Oatmeal is good for you!
It's full of soluble and unsoluble fiber and many nutrients. It helps prevent heart disease and cancer and regulates digestion for diabetics. It promotes regularity. It also helps stave off hunger until lunch and costs next to nothing per serving.
That's all fine but here are the downsides. It tastes bad plain - like eating paste. It also can cause flatulence for some, especially when combined with milk. Now let's look at how to doctor it up so it will taste better, and find out what's wrong with individual fruity packets of oatmeal from the store.
Great Value 42 oz (15 dry cups) round box of rolled oats: $2.24 ($0.05 / oz), 30 servings at 7.5 cents per serving
Ingredients - 100% natural rolled oats. It doesn't get any more natural that that.
Note: Quick Oats are just ground up whole oats. They cost the same but cook in two minutes, not four. Use rolled whole oats in cookies and granola. If you run out of quick oats, just run some whole oats through the blender.
Classic additions to add to improve the taste: Cinnamon, apple chunks, raisins, sugar, brown sugar, honey, artificial sweetener, margarine, salt, milk, walnuts, almonds, sunflower seeds
Possible other ingredients I've not tried: Orange juice, lemon juice, coffee, almond extract, flavored yogurt, bananas, blueberries, strawberries
My favorite Additions:
Great Value 24 oz can of Raisins ($2.68) - 1 oz in oatmeal = $0.11 per serving
Great Value 2.37 oz Cinnamon ($2.12) - get 30 servings from bottle = $0.07 per serving
Great Value Sucralose sweetener 200 pack ($4.98) - 2 pack serving = $0.05 per serving
Great Value Cane Sugar - no price check but I know it is 1/3 cost of Sucralose, 1/2 of Aspartame, so $0.02 per serving
We just added $0.23 to out $0.075 oatmeal to make it taste good for $0.31 / serving total. I just did a blog on oatmeal cookies and you could eat four homemade oatmeal raisin cookies for that price. We've basically traded sugar and margarine for more oatmeal ingredients, for the sake of a good breakfast.
REALITY CHECK:
Life Cereal, 21 oz is $3.38 or $0.16 / oz - a breakfast serving of 4 oz is $0.64 and 8 oz of skim milk on same is another $0.20 which is $0.84 per serving total. OK I feel better. We're almost 1/3 the cost with our doctored up oatmeal.

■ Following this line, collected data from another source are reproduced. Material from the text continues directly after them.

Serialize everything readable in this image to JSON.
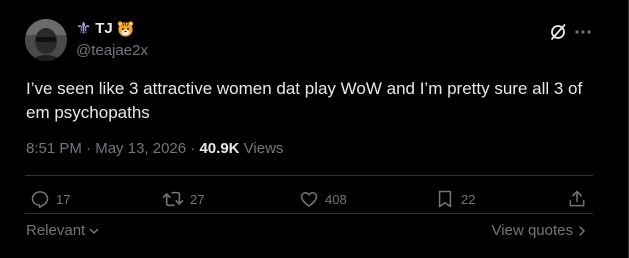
{
  "author": {
    "display_name": "TJ",
    "handle": "@teajae2x",
    "name_prefix_glyph": "⚜",
    "avatar_icon": "user-avatar-photo",
    "badge_icon": "tiger-face-emoji"
  },
  "tweet": {
    "text": "I’ve seen like 3 attractive women dat play WoW and I’m pretty sure all 3 of em psychopaths",
    "time": "8:51 PM",
    "separator": " · ",
    "date": "May 13, 2026",
    "separator2": " · ",
    "views_count": "40.9K",
    "views_label": " Views"
  },
  "actions": {
    "reply_count": "17",
    "repost_count": "27",
    "like_count": "408",
    "bookmark_count": "22"
  },
  "footer": {
    "sort_label": "Relevant",
    "quotes_label": "View quotes"
  },
  "colors": {
    "background": "#000000",
    "text_primary": "#e7e9ea",
    "text_secondary": "#71767b",
    "divider": "#2f3336",
    "fleur_accent": "#c3a7ff"
  }
}
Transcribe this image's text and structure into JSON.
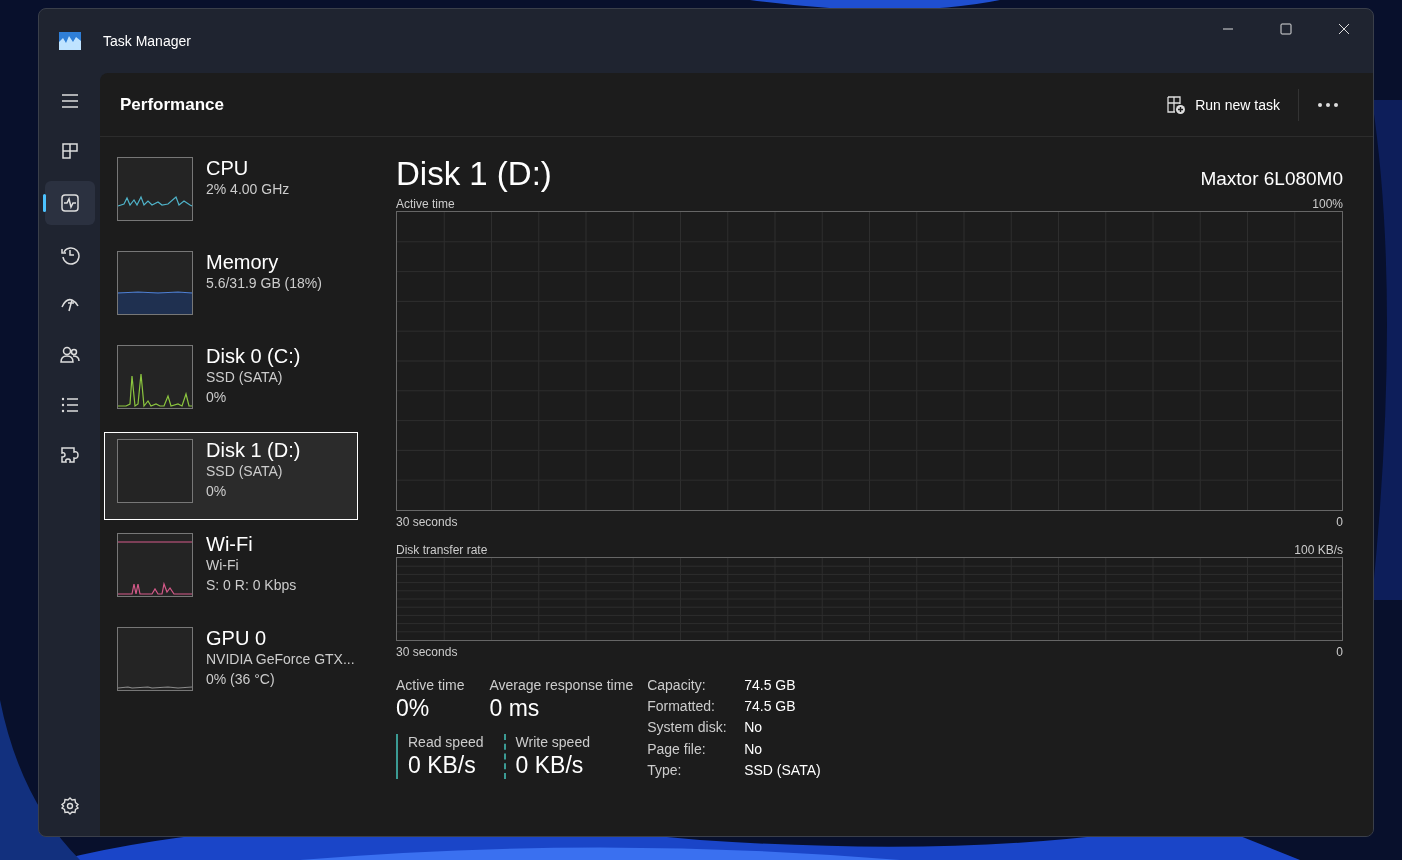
{
  "window": {
    "title": "Task Manager"
  },
  "nav": [
    {
      "selected": false
    },
    {
      "selected": false
    },
    {
      "selected": true
    },
    {
      "selected": false
    },
    {
      "selected": false
    },
    {
      "selected": false
    },
    {
      "selected": false
    },
    {
      "selected": false
    }
  ],
  "header": {
    "title": "Performance",
    "run_task": "Run new task"
  },
  "devices": [
    {
      "name": "CPU",
      "lines": [
        "2%  4.00 GHz"
      ],
      "color": "#4fb3c9",
      "selected": false
    },
    {
      "name": "Memory",
      "lines": [
        "5.6/31.9 GB (18%)"
      ],
      "color": "#4f7fd1",
      "selected": false
    },
    {
      "name": "Disk 0 (C:)",
      "lines": [
        "SSD (SATA)",
        "0%"
      ],
      "color": "#8cc63f",
      "selected": false
    },
    {
      "name": "Disk 1 (D:)",
      "lines": [
        "SSD (SATA)",
        "0%"
      ],
      "selected": true
    },
    {
      "name": "Wi-Fi",
      "lines": [
        "Wi-Fi",
        "S: 0 R: 0 Kbps"
      ],
      "color": "#d65a8a",
      "selected": false
    },
    {
      "name": "GPU 0",
      "lines": [
        "NVIDIA GeForce GTX...",
        "0%  (36 °C)"
      ],
      "color": "#8a8a8a",
      "selected": false
    }
  ],
  "detail": {
    "title": "Disk 1 (D:)",
    "model": "Maxtor 6L080M0",
    "chart1": {
      "label": "Active time",
      "max": "100%",
      "time": "30 seconds",
      "min": "0"
    },
    "chart2": {
      "label": "Disk transfer rate",
      "max": "100 KB/s",
      "time": "30 seconds",
      "min": "0"
    },
    "stats": [
      {
        "label": "Active time",
        "value": "0%"
      },
      {
        "label": "Average response time",
        "value": "0 ms"
      }
    ],
    "speeds": [
      {
        "label": "Read speed",
        "value": "0 KB/s",
        "kind": "solid"
      },
      {
        "label": "Write speed",
        "value": "0 KB/s",
        "kind": "dashed"
      }
    ],
    "props": [
      {
        "label": "Capacity:",
        "value": "74.5 GB"
      },
      {
        "label": "Formatted:",
        "value": "74.5 GB"
      },
      {
        "label": "System disk:",
        "value": "No"
      },
      {
        "label": "Page file:",
        "value": "No"
      },
      {
        "label": "Type:",
        "value": "SSD (SATA)"
      }
    ]
  }
}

Granola was a 1970's invention to make oatmeal more palatable. Basically, you add nuts and raisins and roll things around in honey to glob it up and then bake it on cookie sheets in the oven. Later, after hippies went extinct, it mutated into chocolate covered granola bars with M and M's in them. I still like granola for a snack but it's gone out of vogue and there are only a few brands left such as:
Quaker 28 oz Granola with raisins on sale at Safeway $3.99 or $0.14 / oz
Sunbelt 16 oz Granola with banana chips at Walmart $2.50 or $0.16 / oz
Granola is as cheap as Life cereal. Surprising, isn't it? Someone has to pay for Mikey's salary.
What about those individual oatmeal packets? We've been eating those here for a year and when I switched to regular oatmeal and added raisins and sweeteners, I could not get the good taste back. We switched back for one meal so I could study the ingredients.
Great Value Fruit and Cream Instant Oatmeal Variety Pack, 10 packets, 12.3 oz total - $1.68 total or $0.17 / pack or $0.51 / serving
It comes in Strawberry, Blueberry, Peach and Banana flavors and they do call it artificially flavored. It turns out they use apple pieces for texture for the strawberry and peach versions and dried figs for the blueberries for texture. That's not the real problem. Why does it taste good? LOTS of sugar, 12 grams per packet. We like three packets per person which is exactly the same sugar content as a can of Sprite.
Say, a can of Sprite would go good with those four homemade cookies for breakfast, wouldn't it?
The food industry has two proven rules:
1. If it doesn't taste good enough then add more sugar. (works on catsup, canned corn, you name it)
2. If it doesn't taste good enough then add more salt. (storebought frozen entrees, all fast food entrees)
The medical industry has two proven rules:
1. Eating lots of sugar leads to weight gains (then diabetes).
2. Eating lots of salt leads to high blood pressure (then heart attacks).
CONCLUSION:
Monitor carefully the cost of items that you add to your homemade oatmeal. Raw ingredients like oatmeal, potatoes and rice are really cheap but the cost of making them taste good cost much more. If you're turning to the dark side (mo' sugar, please!), at least eat your own oatmeal raisin cookies for breakfast.